Od 6 lipca nowo produkowane, a od 2024 roku absolutnie wszystkie auta poruszające się po terenie Unii Europejskiej będą musiały być dodatkowo wyposażone. Oznacza to, że planujący zakup nowego auta muszą liczyć się z dużo wyższymi cenami, a użytkownicy samochodów z dodatkowymi wydatkami, bowiem koszt samej czarnej skrzynki to około 400 zł.
Czarna skrzynka ma rejestrować dane dotyczące parametrów jazdy, takie jak prędkość, użycie hamulca, aktywność tempomatu oraz zapięcie pasów bezpieczeństwa. System ma uruchamiać się na parę sekund przed prawdopodobnym wypadkiem i służyć za pomoc w ustalaniu przyczyn. Władze Unii Europejskiej deklarują, że informacje z czarnej skrzynki będą mogły być udostępnione na polecenie organów ścigania.

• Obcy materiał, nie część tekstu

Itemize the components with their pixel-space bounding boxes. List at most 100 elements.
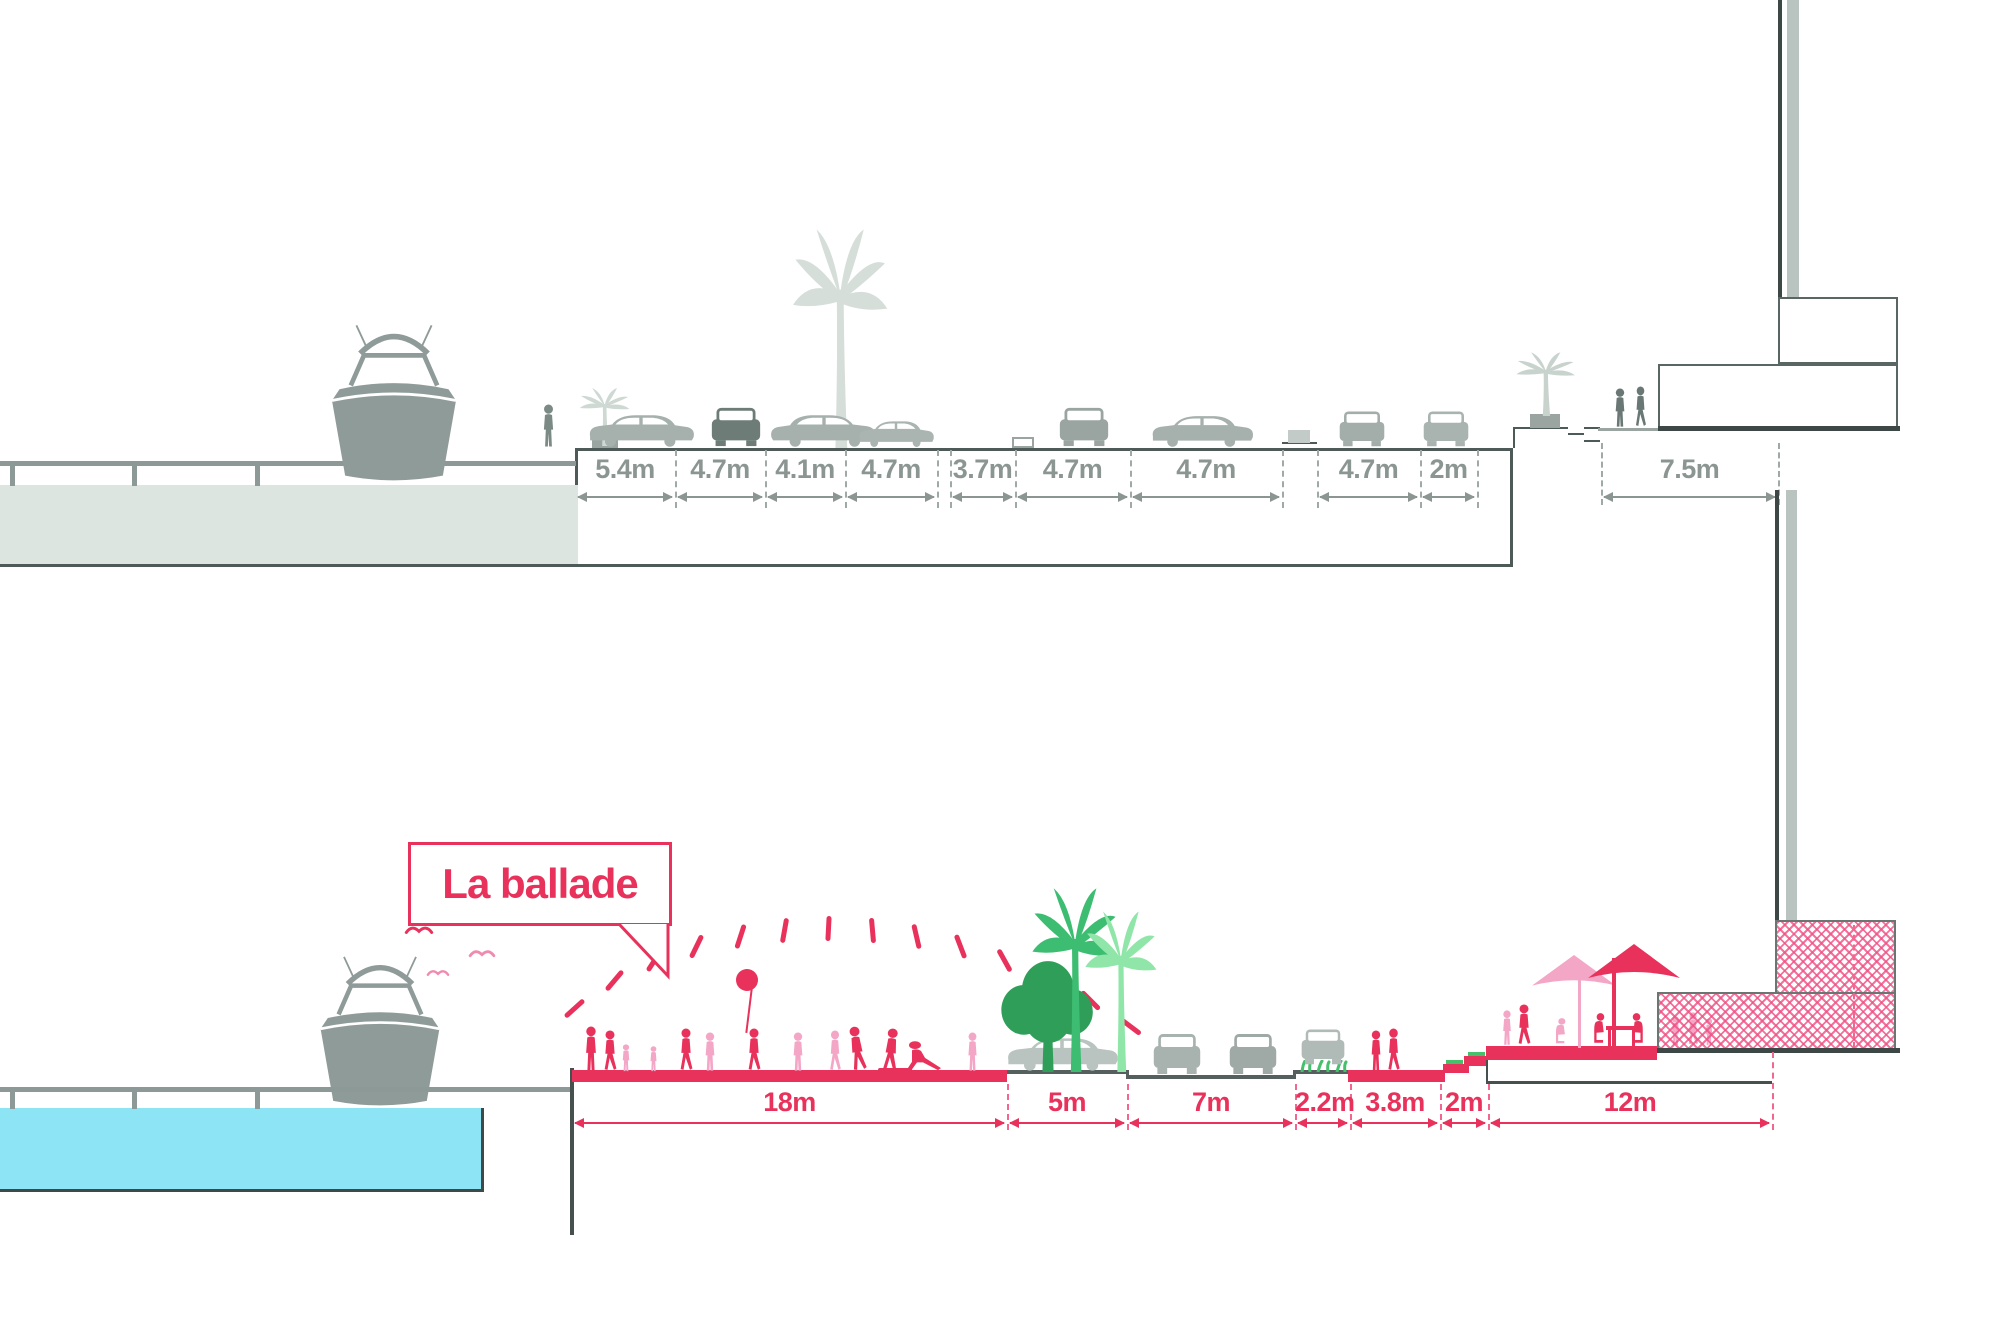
road-line-7m [1127, 1075, 1295, 1079]
cafe-table-leg [1632, 1030, 1635, 1047]
bottom-railing-post [132, 1087, 137, 1109]
dimension-arrow [1604, 495, 1775, 498]
palm-tree-icon [1512, 350, 1578, 416]
ground-line-5m [1007, 1070, 1128, 1074]
dim-separator [1130, 450, 1132, 508]
dim-separator [1420, 450, 1422, 508]
balloon-string [745, 989, 753, 1033]
bird-icon [468, 946, 496, 959]
dimension-arrow [1320, 495, 1417, 498]
dim-separator [1282, 450, 1284, 508]
dimension-label: 5.4m [595, 454, 655, 484]
building-baseline [1657, 1048, 1900, 1053]
top-railing-post [255, 461, 260, 486]
stretching-person-icon [905, 1040, 945, 1072]
skateboarder-icon [878, 1027, 904, 1073]
ray-dash [779, 917, 790, 944]
dimension-arrow [1010, 1121, 1124, 1124]
suv-rear-icon [710, 404, 762, 448]
top-railing-post [132, 461, 137, 486]
dimension-label: 3.7m [952, 454, 1013, 484]
pedestrian-icon [1384, 1028, 1403, 1072]
dim-separator [1015, 450, 1017, 508]
curb-step [1584, 435, 1600, 442]
dimension-segment: 4.1m [765, 451, 845, 498]
ground-line [1598, 428, 1660, 431]
callout-bubble-tail [618, 923, 670, 980]
pedestrian-icon [702, 1032, 718, 1072]
dimension-label: 2m [1444, 1087, 1484, 1117]
ray-dash [868, 917, 877, 944]
skateboard-icon [878, 1068, 912, 1072]
bottom-railing-post [10, 1087, 15, 1109]
median-object [1288, 430, 1310, 443]
dimension-segment: 4.7m [1317, 451, 1420, 498]
dimension-label: 2m [1429, 454, 1468, 484]
pedestrian-icon [1612, 388, 1628, 428]
building-wall-fill [1787, 0, 1799, 299]
dimension-label: 4.7m [1042, 454, 1103, 484]
building-wall-fill [1786, 490, 1797, 922]
dimension-label: 5m [1047, 1087, 1087, 1117]
umbrella-pole [1578, 966, 1581, 1048]
car-icon [856, 418, 936, 448]
dimension-arrow [575, 1121, 1004, 1124]
palm-tree-icon [1080, 906, 1160, 1072]
dimension-label: 2.2m [1295, 1087, 1355, 1117]
step [1443, 1064, 1469, 1073]
callout-text: La ballade [442, 860, 638, 907]
dimension-arrow [1018, 495, 1127, 498]
road-step-line [1293, 1070, 1296, 1079]
dim-separator [1778, 443, 1780, 505]
dim-separator [1007, 1084, 1009, 1130]
callout-bubble: La ballade [408, 842, 672, 926]
dimension-arrow [1133, 495, 1279, 498]
pedestrian-icon [790, 1032, 806, 1072]
bottom-railing-bar [0, 1087, 572, 1092]
dim-separator [1772, 1052, 1774, 1130]
dim-separator [1350, 1084, 1352, 1130]
terrace-underbox [1486, 1058, 1772, 1084]
car-icon [585, 411, 697, 448]
dimension-label: 4.7m [1176, 454, 1236, 484]
ray-dash [911, 923, 922, 950]
cafe-table [1606, 1026, 1638, 1030]
dimension-segment: 3.8m [1350, 1084, 1440, 1124]
dim-separator [1853, 925, 1855, 1048]
dimension-label: 7.5m [1659, 454, 1720, 484]
dimension-arrow [953, 495, 1012, 498]
pedestrian-icon [1632, 386, 1649, 428]
building-baseline [1658, 426, 1900, 431]
car-rear-icon [1300, 1026, 1346, 1066]
dimension-segment: 2m [1440, 1084, 1488, 1124]
dimension-segment: 4.7m [1130, 451, 1282, 498]
seated-person-icon [1590, 1013, 1607, 1046]
step [1464, 1056, 1492, 1066]
dim-separator [675, 450, 677, 508]
top-quay-cross-section-box [575, 448, 1513, 567]
dimension-segment-setback: 7.5m [1601, 451, 1778, 498]
jumping-person-icon [843, 1025, 871, 1074]
building-lower-hatched [1657, 992, 1896, 1050]
child-icon [648, 1046, 659, 1072]
umbrella-icon [1588, 944, 1680, 984]
pedestrian-icon [1514, 1004, 1534, 1046]
top-railing-post [10, 461, 15, 486]
dimension-label: 4.7m [690, 454, 750, 484]
cafe-table-leg [1608, 1030, 1611, 1047]
seated-person-icon [1552, 1018, 1568, 1046]
dimension-segment: 12m [1488, 1084, 1772, 1124]
building-plinth [1658, 364, 1898, 428]
quay-edge-line [570, 1068, 574, 1235]
dimension-label: 3.8m [1365, 1087, 1425, 1117]
dim-separator [845, 450, 847, 508]
dimension-segment: 3.7m [950, 451, 1015, 498]
dimension-arrow [1353, 1121, 1437, 1124]
pedestrian-icon [1500, 1010, 1514, 1046]
dimension-label: 18m [763, 1087, 816, 1117]
median-curb [1282, 442, 1317, 448]
dimension-arrow [1423, 495, 1474, 498]
car-rear-icon [1422, 408, 1470, 448]
building-upper-hatched [1775, 920, 1896, 994]
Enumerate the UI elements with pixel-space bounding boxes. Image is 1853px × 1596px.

ISA (Intelligent Speed Assist) to system, który ma informować o zbyt szybkiej jeździe, dostosowywać prędkość do rodzaju drogi i panujących warunków, a nawet automatycznie zmniejszać prędkość. System ma łączyć się z nawigacją i rejestrować ograniczenia prędkości obowiązujące na danym odcinku.
Zmotoryzowani muszą się zatem liczyć się z kolejnymi dodatkowymi kosztami, a jakimi? Pewnie przekonamy się już wkrótce.